Automatic quality assessment of articles in multilingual Wikipedia and identification of its important information sources on various topics
Wikipedia, as the largest and most popular open-access online encyclopedia, plays an important role in global access to knowledge and information. This platform offers quick access to a huge amount of information on almost any topic, making it a valuable resource for students, teachers and researchers. Wikipedia enables free access to information for people from various backgrounds and regions of the world, contributing to blurring the differences in access to knowledge. Currently, it has over 62 million articles in over 300 languages.
Wikipedia’s freedom to edit is both its great asset and its challenge. While the freedom to add and modify articles in this encyclopedia enables the democratization of access to knowledge and supports global cooperation, it also requires effective quality control and moderation mechanisms. The freedom to edit Wikipedia allows everyone, regardless of education level or social position, to contribute to building and developing a publicly available body of knowledge. This allows for broad access to creating and sharing information. Compared to traditional encyclopedias, Wikipedia can be updated almost immediately when new information or events appear. However, it should also be taken into account that this freedom to edit Wikipedia may lead to the intentional introduction of false information, removal of valuable content or other forms of vandalism, which undermines the credibility and quality of the encyclopedia. Furthermore, different viewpoints and beliefs of editors may lead to bias in articles, which may affect the neutrality and objectivity of the information presented. Additionally, frequent editing and revisions can lead to excessive variability in some articles, making it difficult to maintain the consistency and quality of information. Therefore, ensuring high quality of all articles in different languages in the face of editing freedom is a significant challenge.
During the seminar, Dr. Włodzimierz Lewoniewski discussed the methods and tools used to analyze and evaluate content in a popular multilingual encyclopedia and ways of identifying and assessing information sources. The Department of Information Systems conducts research in the area of creating models for automatic assessment of the quality of Wikipedia articles in various languages. Hundreds of measures have been developed as part of this research. Some of them have been implemented in the WikiRank tool, which allows for quality assessment using a synthetic quality measure on a continuous scale from 0 to 100. The figure below shows one of the charts presented during the seminar, which shows the average quality values of Wikipedia articles in different languages and topics using this measure (data as of February 2024, an interactive version of this chart is also available):
Scientific works also focus on analyzing and assessing the reliability of information sources that are cited in Wikipedia articles. There are now over 330 million footnotes (links or references) to a variety of sources, making it possible to assess the importance of individual websites as information providers. The BestRef tool is one example of systems that analyze and assess the millions of websites used as sources of information on Wikipedia.

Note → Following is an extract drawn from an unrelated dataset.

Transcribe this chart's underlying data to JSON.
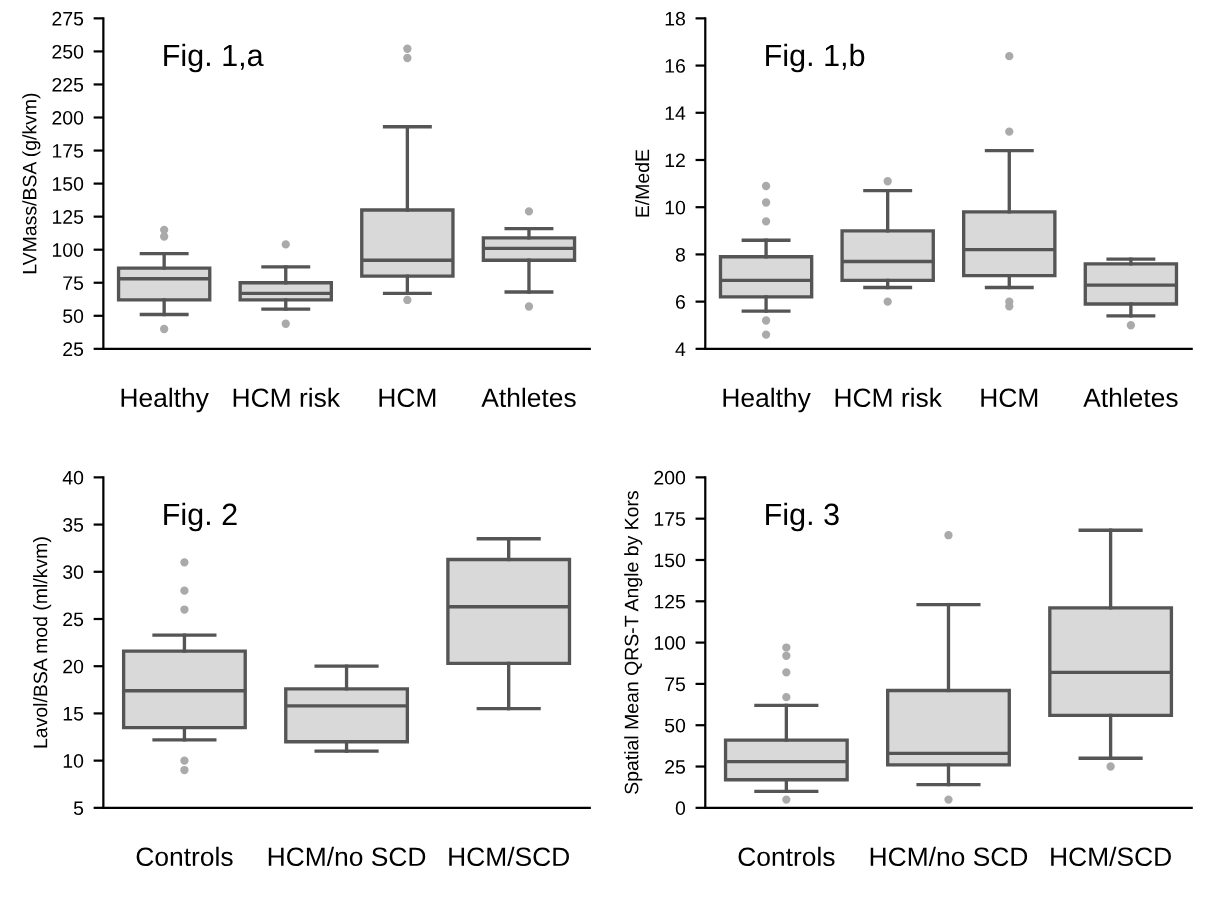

Automatic evaluation of articles on Wikipedia aims to determine to what extent the content of these articles meets various quality criteria, such as completeness, objectivity, topicality, reliability of cited sources, and stylistic correctness. This is especially important given the multilingual nature of Wikipedia, where linguistic and cultural differences introduce additional challenges. Machine learning techniques, including supervised and unsupervised classification, are used to detect qualitative patterns based on previously labeled examples.
Projects such as DBpedia and Wikidata, which are open semantic databases, play a key role in the ecosystem of open data and the Semantic Internet. They facilitate access to large sets of information in an organized and semantically coherent way, making them invaluable resources for researchers and scientists. They enable advanced analysis in a variety of fields, from social sciences to medicine, opening up new opportunities for research and innovation. Like Wikipedia, they support data processing in multiple languages, which is crucial for global access to information.
Improving the quality of Wikipedia may also impact the quality of other popular online services and tools. For example, Internet search engines such as Google and Bing use information from Wikipedia to create “knowledge boxes” that provide users with short summaries and key information about search terms. These summaries are often based on content from Wikipedia, offering quick access to condensed information. Additionally, generative AI tools like ChatGPT use Wikipedia data in their learning processes, allowing them to generate more accurate and diverse content.
The seminar of the Institute of Informatics and Quantitative Economics took place on February 16, 2024.